You can't make her get help. But you can let her know that you hate what she's going through, that you want to help her, and that if she doesn't want help, the rest of you aren't going to let her actions control your lives anymore. Again, I'm so sorry that you're going through this. Please feel free to contact me if you want to talk.
posted by decathecting at 2:55 PM on December 17, 2010 [14 favorites]

Has your mom been seeing her GP regularly? Could your father discuss it with her GP?
posted by fairytale of los angeles at 3:05 PM on December 17, 2010

I came here to say what decathecting said.
posted by ApathyGirl at 3:45 PM on December 17, 2010

Yeah, what decathecting said. Trust me, you cannot make people go to therapy. Even if they're physically dragged there, it won't be therapy without their cooperation.
posted by SMPA at 4:05 PM on December 17, 2010

What catlet and fairytale said.

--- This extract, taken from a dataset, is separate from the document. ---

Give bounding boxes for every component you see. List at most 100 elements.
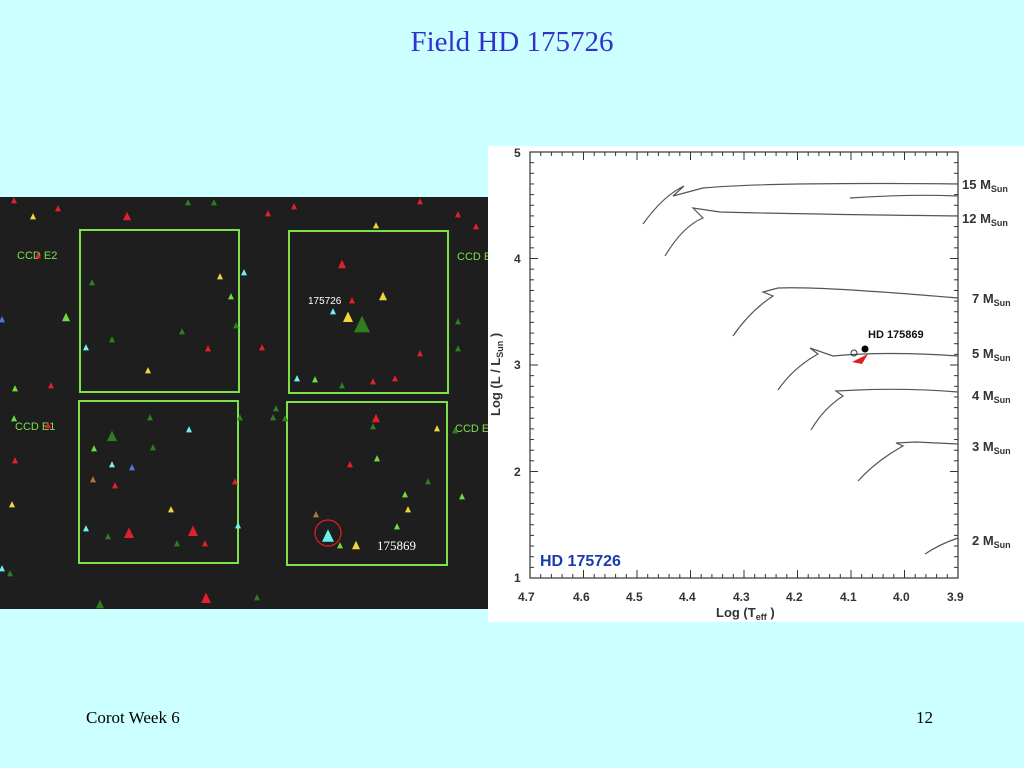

My mom lived with me and my son for about 8 years before she died. She suffered from depression and eventually dementia, and it was her primary care physician who diagnosed both and was able to get her to accept help. It wasn't her effect on us that got her on medication -- it was the doctor's assurance that her problems were essentially chemical in nature, and could be treated as such. Knowing that her unhappiness was not a failure of character made all the difference. She became willing to be treated for depression once she understood it to be a condition she wasn't responsible for, like red hair or sensitive skin. Your mom may not need therapy -- she may need medication. In either case, her doctor would be a good place to start.
posted by Srudolph at 4:53 PM on December 17, 2010 [2 favorites]

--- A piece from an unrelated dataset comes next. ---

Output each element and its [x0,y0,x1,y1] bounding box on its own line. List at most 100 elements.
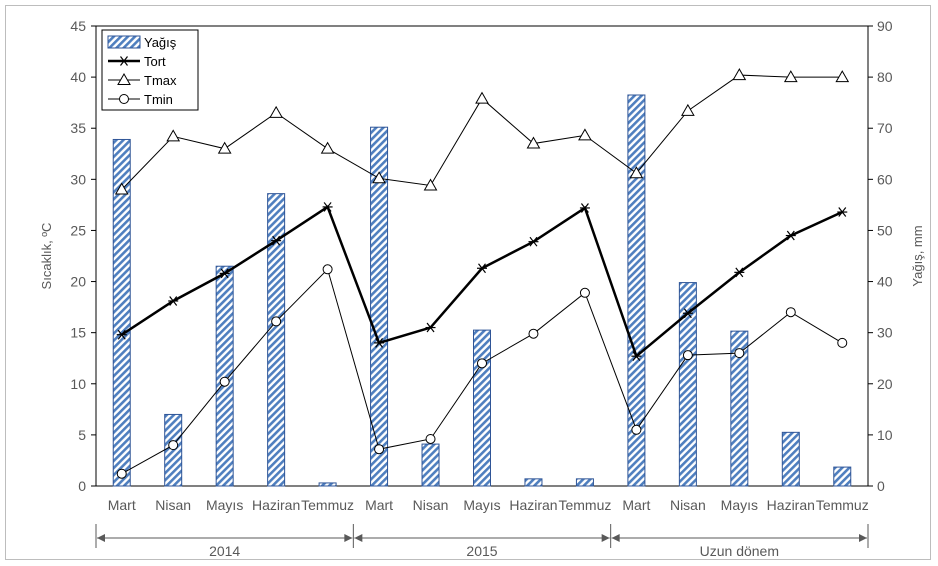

To repeat what has been said before... you can't make anyone go to therapy, no matter how much you may think they need it, and no matter how good your intentions. I learned this firsthand. The result of my efforts? A very skilled and experienced therapist that I contacted gently suggested that perhaps I could benefit from some therapy. She was right and it was the best thing that ever happened to me. YMMV.
posted by braemar at 5:52 PM on December 17, 2010

Thanks for the comments. The added frustration to this is that my brother recently went through depression, and my mom was proactive in helping him. She just can't seem to bridge that gap for herself. My father is physician, and was able to explain the biological and chemical aspects of his depression to her, but again, she won't listen to the same reasoning for herself. I'll try the GP suggestion though. Might help coming from a different doctor.
posted by msk1985 at 6:18 PM on December 17, 2010

Parents will move mountains for their kids, but not for themselves. My mom doesn't want to do therapy either, but for a few months she did some because my shrink told her it would help me. I got her to some group therapy sessions and she did do some private talks for awhile before she quit.

That MIGHT be the one loophole you can exploit here. I don't know your situation that well, but it's a possibility she might do it for her kid, if not for her, or something like that.